Research


Scope and Content Note

The files are primarily those of Donald O. Lyman, Bureau Director from 1975 to 1979, and Richard Rothenberg, Director from 1979 to 1981. The files consist of correspondence, memoranda, periodical clippings, maps, case files, statistical reports, survey questionnaires, and legislative proposals and bills.

Contents which may particularly interest researchers include black fly research; investigation of the relationship between influenza immunization and Guillain-Barre Syndrome (Polyradiculoneuritis); studies of leukemia incidence in relation to dairy herd leucosis and feline leukemia; rabies transmission during laboratory research; protocols for research with live syphillis bacteria in 1953; negotiations for access to vaccines and vaccine distribution policies; and legislation and public education efforts to increase immunization for communicable diseases.

Other subjects of special interest are development of an epidemic intelligence service, staffed by Glenn Haughie, later Director of the Department's Office of Public Health; regulation of summer camps' health standards; the Health Department's mobilization for services to the 1980 Lake Placid Olympics; and a 1979-1981 contract study of disease surveillance methods. There is also documentation of cooperation among Health Department bureaus, especially the Bureau for Disease Control, the Laboratories for Veterinary Science under Melvin Abelseth, DVM, and the Infectious Disease Center under Hassan A. Gaafar, MD. The latter two units are both sections of the Division of Laboratories and Research.

Diseases with which these files are concerned are: arbovirus (anthropod-borne) disease; babesiosis; brucellosis (undulant fever); cancer; chicken pox; enterovirus; equine encephalmyelitis; gastrointestinal illness; giardia lamblia; gonorrhea; Guillain-Barre Syndrome (polyradiculoneuritis); hepatitis; influenza; Legionnaire's Disease; leukemia; malaria; measles; meningitis; mumps; pertussis (whooping-cough); poliomyelitis; psittacosis; rabies; Reye's Syndrome; Rocky Mountain spotted fever; rubella; salmonella (salmonellosis); scabies; shigella (dysentery, shigellosis); smallpox; staphylococcal disease; streptococcal disease; syphillis; toxic shock syndrome; tuberculosis; typhoid fever; and venereal diseases.

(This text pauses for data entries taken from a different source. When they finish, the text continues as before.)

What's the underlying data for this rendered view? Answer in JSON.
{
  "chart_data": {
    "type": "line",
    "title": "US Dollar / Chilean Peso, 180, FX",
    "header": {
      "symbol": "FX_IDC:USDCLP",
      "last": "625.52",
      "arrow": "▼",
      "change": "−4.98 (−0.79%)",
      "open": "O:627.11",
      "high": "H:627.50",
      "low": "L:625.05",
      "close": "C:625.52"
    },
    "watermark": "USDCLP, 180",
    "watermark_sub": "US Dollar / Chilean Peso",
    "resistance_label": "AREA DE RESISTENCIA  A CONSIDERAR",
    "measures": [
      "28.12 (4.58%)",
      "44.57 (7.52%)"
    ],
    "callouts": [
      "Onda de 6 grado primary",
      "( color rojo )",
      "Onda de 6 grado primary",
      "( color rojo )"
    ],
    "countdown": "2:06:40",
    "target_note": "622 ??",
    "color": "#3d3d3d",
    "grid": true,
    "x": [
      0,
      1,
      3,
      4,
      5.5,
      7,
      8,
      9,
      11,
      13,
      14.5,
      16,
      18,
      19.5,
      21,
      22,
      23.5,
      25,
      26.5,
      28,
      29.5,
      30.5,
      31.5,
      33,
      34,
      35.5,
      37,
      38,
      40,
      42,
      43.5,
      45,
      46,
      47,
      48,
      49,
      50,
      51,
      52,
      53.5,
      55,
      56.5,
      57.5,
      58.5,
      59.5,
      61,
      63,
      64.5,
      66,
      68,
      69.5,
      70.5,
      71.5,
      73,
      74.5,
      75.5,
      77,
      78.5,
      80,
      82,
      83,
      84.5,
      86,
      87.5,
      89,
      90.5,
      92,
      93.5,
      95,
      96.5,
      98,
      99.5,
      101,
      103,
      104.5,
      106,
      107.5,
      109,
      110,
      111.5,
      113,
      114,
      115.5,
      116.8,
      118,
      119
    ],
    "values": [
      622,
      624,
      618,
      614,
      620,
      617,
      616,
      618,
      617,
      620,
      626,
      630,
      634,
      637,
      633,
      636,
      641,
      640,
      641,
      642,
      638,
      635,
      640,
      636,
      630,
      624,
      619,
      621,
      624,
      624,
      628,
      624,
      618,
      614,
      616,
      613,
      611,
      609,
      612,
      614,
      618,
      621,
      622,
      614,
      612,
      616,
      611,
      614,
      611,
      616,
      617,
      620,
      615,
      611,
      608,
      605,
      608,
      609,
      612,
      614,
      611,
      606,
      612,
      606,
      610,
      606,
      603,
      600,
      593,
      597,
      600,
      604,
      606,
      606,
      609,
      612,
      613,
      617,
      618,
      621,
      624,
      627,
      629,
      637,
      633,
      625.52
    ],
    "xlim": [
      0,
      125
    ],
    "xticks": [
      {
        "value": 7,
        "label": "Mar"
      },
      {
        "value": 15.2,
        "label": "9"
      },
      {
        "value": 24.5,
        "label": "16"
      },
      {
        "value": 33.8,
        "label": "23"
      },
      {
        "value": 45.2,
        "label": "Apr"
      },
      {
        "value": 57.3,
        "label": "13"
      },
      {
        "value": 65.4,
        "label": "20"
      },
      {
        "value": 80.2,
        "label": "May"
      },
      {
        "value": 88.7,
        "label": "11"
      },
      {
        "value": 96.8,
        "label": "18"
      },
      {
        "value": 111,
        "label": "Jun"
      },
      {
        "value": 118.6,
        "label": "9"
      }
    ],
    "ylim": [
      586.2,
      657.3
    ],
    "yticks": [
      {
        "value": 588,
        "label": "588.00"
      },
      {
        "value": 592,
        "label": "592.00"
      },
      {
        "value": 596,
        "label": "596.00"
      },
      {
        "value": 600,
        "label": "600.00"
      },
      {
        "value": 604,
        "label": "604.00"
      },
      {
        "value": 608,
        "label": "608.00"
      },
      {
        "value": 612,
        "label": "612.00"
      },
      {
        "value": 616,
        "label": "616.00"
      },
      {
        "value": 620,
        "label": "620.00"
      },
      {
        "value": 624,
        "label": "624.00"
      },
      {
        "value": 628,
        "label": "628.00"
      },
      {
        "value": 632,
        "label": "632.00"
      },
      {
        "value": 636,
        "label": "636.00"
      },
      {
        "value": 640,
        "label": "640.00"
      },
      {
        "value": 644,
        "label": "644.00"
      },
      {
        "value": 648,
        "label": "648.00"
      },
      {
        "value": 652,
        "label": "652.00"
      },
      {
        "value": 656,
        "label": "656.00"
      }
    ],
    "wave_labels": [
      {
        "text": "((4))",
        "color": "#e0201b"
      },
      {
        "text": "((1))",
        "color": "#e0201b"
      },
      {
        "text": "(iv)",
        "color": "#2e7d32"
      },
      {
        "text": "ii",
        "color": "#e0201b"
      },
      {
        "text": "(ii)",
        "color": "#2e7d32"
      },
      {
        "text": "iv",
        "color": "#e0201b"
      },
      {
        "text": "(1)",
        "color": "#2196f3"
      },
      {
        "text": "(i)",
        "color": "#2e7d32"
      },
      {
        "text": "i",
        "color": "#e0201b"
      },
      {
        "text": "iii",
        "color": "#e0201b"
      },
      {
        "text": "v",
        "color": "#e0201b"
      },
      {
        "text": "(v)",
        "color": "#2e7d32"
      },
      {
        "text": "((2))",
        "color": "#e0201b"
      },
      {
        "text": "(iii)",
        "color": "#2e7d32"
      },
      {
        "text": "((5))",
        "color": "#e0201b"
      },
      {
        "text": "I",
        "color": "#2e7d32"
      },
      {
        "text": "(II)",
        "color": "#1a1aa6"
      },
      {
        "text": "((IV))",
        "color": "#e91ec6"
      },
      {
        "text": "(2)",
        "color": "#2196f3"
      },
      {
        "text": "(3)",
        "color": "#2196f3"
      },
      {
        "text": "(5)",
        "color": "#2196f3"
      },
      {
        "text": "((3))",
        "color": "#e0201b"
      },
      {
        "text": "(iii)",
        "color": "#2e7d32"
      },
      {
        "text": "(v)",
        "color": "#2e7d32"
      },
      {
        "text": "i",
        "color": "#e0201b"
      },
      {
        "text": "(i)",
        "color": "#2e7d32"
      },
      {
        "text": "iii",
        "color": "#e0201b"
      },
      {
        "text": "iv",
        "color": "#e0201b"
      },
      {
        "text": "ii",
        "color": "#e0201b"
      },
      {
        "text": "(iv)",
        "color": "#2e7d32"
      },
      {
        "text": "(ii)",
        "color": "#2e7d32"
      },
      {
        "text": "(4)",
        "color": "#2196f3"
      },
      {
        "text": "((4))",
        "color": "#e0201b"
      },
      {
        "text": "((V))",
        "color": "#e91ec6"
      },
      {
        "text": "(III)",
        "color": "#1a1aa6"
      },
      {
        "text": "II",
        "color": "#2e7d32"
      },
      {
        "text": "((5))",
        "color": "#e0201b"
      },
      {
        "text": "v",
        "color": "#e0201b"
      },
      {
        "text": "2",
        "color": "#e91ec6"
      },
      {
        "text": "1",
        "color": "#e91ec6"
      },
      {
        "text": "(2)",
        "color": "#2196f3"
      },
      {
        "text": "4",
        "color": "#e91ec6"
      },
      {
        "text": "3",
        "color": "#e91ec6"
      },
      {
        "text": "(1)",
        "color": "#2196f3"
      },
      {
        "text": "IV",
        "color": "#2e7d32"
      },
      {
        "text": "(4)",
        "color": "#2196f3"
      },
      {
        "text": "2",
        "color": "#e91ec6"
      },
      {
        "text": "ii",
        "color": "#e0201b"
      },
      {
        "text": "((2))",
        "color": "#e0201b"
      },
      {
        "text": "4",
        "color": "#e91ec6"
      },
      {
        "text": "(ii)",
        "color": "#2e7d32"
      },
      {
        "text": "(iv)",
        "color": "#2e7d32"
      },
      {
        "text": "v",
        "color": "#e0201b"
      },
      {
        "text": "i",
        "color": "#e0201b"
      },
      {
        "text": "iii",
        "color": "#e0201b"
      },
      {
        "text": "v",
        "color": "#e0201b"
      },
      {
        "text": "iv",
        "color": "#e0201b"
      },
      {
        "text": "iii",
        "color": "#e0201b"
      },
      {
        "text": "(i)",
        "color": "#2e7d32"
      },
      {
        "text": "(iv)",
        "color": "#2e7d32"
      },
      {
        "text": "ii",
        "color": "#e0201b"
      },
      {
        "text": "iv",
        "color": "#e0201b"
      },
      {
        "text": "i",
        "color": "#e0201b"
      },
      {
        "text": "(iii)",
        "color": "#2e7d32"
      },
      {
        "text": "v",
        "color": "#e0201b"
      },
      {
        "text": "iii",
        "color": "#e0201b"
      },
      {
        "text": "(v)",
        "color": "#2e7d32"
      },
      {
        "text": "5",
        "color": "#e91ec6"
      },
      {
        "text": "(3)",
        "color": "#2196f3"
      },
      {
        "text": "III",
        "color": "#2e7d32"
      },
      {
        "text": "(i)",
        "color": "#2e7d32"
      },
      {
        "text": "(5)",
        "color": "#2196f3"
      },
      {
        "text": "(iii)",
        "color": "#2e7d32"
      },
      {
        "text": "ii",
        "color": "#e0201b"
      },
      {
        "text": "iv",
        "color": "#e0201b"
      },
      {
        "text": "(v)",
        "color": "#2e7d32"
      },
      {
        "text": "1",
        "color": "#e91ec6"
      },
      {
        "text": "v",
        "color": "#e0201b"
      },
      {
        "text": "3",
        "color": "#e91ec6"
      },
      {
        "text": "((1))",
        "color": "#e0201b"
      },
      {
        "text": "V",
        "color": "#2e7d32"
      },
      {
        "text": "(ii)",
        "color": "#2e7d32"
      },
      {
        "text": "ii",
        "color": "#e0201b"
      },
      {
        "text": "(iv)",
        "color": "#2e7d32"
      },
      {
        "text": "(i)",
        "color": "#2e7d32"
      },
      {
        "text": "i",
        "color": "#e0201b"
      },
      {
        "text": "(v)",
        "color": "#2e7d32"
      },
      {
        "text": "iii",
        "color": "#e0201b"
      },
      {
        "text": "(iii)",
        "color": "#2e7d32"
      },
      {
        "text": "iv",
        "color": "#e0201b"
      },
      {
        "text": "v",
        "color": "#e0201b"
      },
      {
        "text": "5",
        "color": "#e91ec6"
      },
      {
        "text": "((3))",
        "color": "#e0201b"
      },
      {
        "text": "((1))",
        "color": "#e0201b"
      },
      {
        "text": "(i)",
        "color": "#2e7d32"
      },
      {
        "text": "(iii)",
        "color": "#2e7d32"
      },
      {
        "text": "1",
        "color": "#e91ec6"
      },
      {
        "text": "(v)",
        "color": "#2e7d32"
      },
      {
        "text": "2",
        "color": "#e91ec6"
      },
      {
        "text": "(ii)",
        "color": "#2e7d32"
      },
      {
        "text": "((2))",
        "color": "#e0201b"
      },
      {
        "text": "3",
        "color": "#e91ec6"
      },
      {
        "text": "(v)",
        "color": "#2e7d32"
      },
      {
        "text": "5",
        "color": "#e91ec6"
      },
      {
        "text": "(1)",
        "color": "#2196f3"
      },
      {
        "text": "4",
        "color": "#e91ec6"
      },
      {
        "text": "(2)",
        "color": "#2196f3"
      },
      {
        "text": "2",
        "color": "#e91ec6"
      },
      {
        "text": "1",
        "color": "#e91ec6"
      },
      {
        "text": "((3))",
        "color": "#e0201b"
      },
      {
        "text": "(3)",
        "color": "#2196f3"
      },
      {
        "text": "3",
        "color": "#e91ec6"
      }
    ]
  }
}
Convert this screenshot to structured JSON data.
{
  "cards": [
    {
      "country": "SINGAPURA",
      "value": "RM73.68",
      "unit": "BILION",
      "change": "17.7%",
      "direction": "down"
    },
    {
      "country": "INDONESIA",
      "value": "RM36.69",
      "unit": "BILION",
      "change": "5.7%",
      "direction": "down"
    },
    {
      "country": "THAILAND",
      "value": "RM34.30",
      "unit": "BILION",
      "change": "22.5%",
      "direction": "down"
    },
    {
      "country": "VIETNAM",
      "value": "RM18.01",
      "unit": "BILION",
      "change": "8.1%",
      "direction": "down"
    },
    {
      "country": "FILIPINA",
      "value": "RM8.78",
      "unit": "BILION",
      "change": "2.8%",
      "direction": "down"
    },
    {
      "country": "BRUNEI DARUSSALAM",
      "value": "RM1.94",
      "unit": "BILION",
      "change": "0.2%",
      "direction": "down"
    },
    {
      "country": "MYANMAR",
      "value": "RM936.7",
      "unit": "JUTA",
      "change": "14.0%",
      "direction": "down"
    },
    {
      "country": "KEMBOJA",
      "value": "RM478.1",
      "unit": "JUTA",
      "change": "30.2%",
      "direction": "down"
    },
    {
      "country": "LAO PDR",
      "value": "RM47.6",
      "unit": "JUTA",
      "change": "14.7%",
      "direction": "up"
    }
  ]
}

The first part, subject files, is comprised primarily of reports of and the bureau's responses to these various diseases. Included frequently are the results of laboratory tests (sometimes from the Center for Disease Control) confirming or disproving the presence of the particular disease. In addition, files on Love Canal, the bureau's legislative efforts, and disease surveillance are also found here. In the case of disease surveillance, the bureau was particularly interested in hepatitis, food poisoning (salmonella), measles, and rubella.

The second part of the series consists of annual and semi-annual reports and tally sheets recording the occurrences of certain diseases, including chicken pox, brucellosis, conjunctivitis, gonorrhea, smallpox, trichinosis, and tuberculosis. The bi-annual tuberculosis reports are broken down by major metropolitan area (Albany, Buffalo, New York City, Rochester, Syracuse) and by county, and comprise the bulk of this section. A small number of Department of Health annual reports from the late 1950s and early 1960s are also found here.

Seventy-nine rolls of microfilm found within the series contain information about annual disease outbreaks and are arranged similar to the first part of this series: chronological by year (though not alphabetical within each year).

13855-20: This accretion contains volumes of reports maintained by the Bureau of Communicable Disease Control, 1884 to 1909. The records document diseases from which local residents died statewide in each given year. Diseases documented include typhoid, malaria, scarlet fever, measles, erysipelas, whooping cough, diphtheria, consumption (tuberculosis), pneumonia, cerebral spinal meningitis, and puerperal. These volumes do not document individual deaths; they contain aggregate data on deaths from specific diseases within particular geographic areas.